In accordance with yet another aspect of the present invention, there is provided an apparatus for receiving control information in a multi-component carrier system in which a primary component carrier and a secondary component carrier are aggregated. The apparatus for receiving control information includes a control information reception unit for receiving first downlink control information, including a format indicator indicative of the number of OFDM symbols for a control region, through a first PDCCH and receiving second downlink control information, including a power indicator for controlling the transmit power of an uplink control channel, through a second PDCCH, a control channel decoding unit for decoding a PCFICH and a physical downlink shared channel (PDSCH) indicated by the first PDCCH based on the format indicator, and an uplink transmission unit for controlling the transmit power of a uplink control channel regarding the PDSCH based on the power indicator and transmitting the uplink control channel.

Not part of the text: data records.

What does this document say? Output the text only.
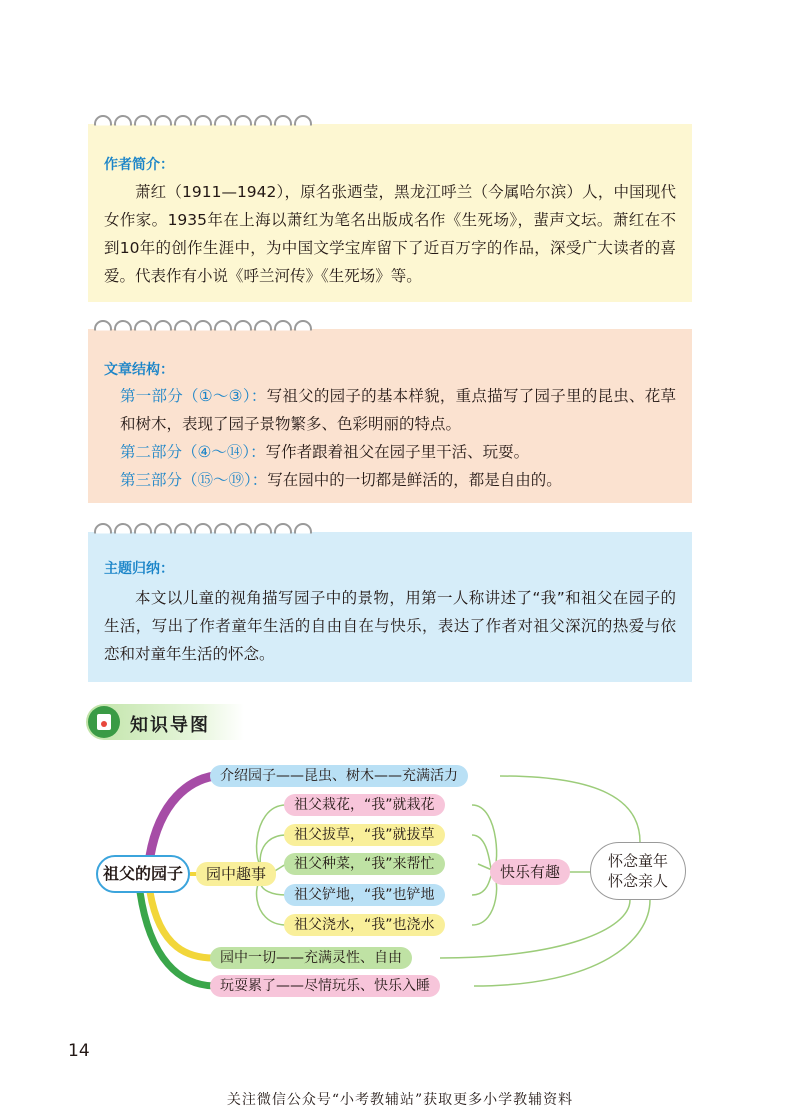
作者简介：
萧红（1911—1942），原名张迺莹，黑龙江呼兰（今属哈尔滨）人，中国现代女作家。1935年在上海以萧红为笔名出版成名作《生死场》，蜚声文坛。萧红在不到10年的创作生涯中，为中国文学宝库留下了近百万字的作品，深受广大读者的喜爱。代表作有小说《呼兰河传》《生死场》等。
文章结构：
第一部分（①～③）：写祖父的园子的基本样貌，重点描写了园子里的昆虫、花草和树木，表现了园子景物繁多、色彩明丽的特点。
第二部分（④～⑭）：写作者跟着祖父在园子里干活、玩耍。
第三部分（⑮～⑲）：写在园中的一切都是鲜活的，都是自由的。
主题归纳：
本文以儿童的视角描写园子中的景物，用第一人称讲述了“我”和祖父在园子的生活，写出了作者童年生活的自由自在与快乐，表达了作者对祖父深沉的热爱与依恋和对童年生活的怀念。
知识导图
祖父的园子
介绍园子——昆虫、树木——充满活力
园中趣事
祖父栽花，“我”就栽花
祖父拔草，“我”就拔草
祖父种菜，“我”来帮忙
祖父铲地，“我”也铲地
祖父浇水，“我”也浇水
快乐有趣
怀念童年
怀念亲人
园中一切——充满灵性、自由
玩耍累了——尽情玩乐、快乐入睡
14
关注微信公众号“小考教辅站”获取更多小学教辅资料
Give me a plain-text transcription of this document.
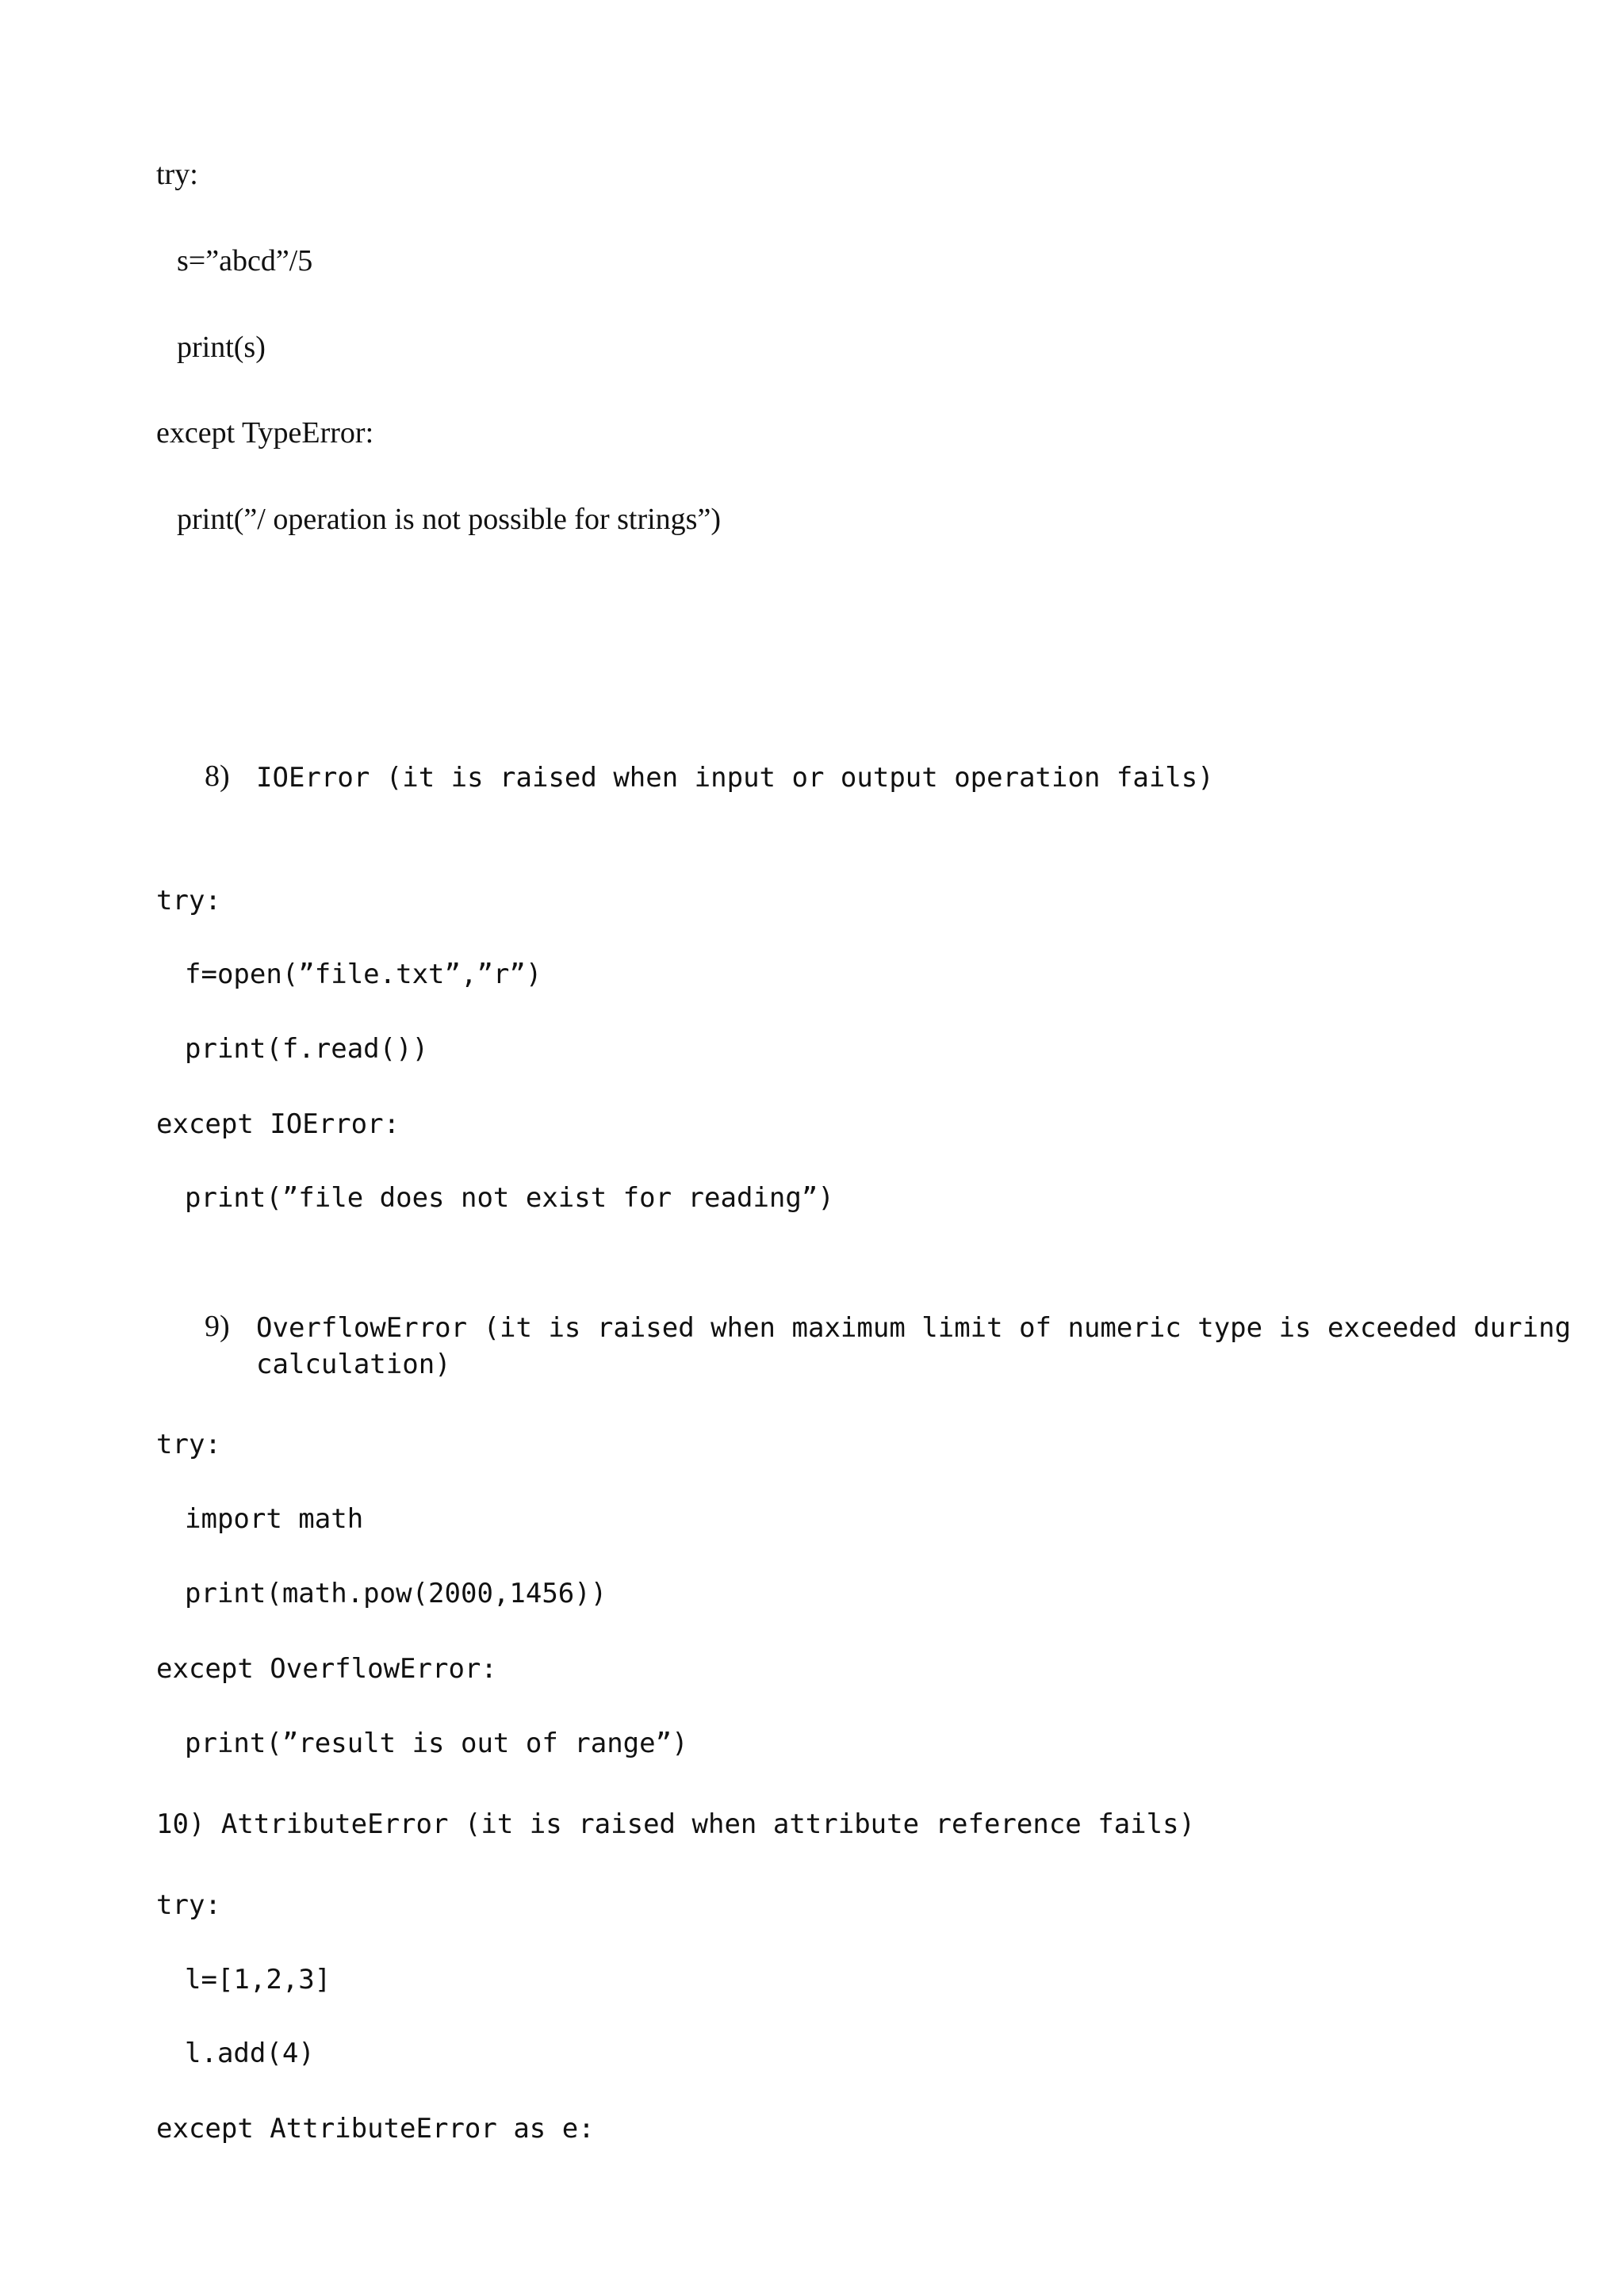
try:
s=”abcd”/5
print(s)
except TypeError:
print(”/ operation is not possible for strings”)
8) IOError (it is raised when input or output operation fails)
try:
f=open(”file.txt”,”r”)
print(f.read())
except IOError:
print(”file does not exist for reading”)
9) OverflowError (it is raised when maximum limit of numeric type is exceeded during
calculation)
try:
import math
print(math.pow(2000,1456))
except OverflowError:
print(”result is out of range”)
10) AttributeError (it is raised when attribute reference fails)
try:
l=[1,2,3]
l.add(4)
except AttributeError as e:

In accordance with further yet another aspect of the present invention, there is provided an apparatus for transmitting control information in a multi-component carrier system in which a primary component carrier and a secondary component carrier are aggregated. The apparatus for transmitting control information includes a control information configuration unit for configuring first downlink control information, including a format indicator indicative of the number of OFDM symbols for a control region, and second downlink control information including a power indicator for controlling the transmit power of an uplink control channel, a control information transmission unit for transmitting the first downlink control information through a first PDCCH and transmitting the second downlink control information through a second PDCCH, and an uplink reception unit for receiving an uplink control channel transmitted with transmit power based on the power indicator related to a PDSCH indicated by the first PDCCH.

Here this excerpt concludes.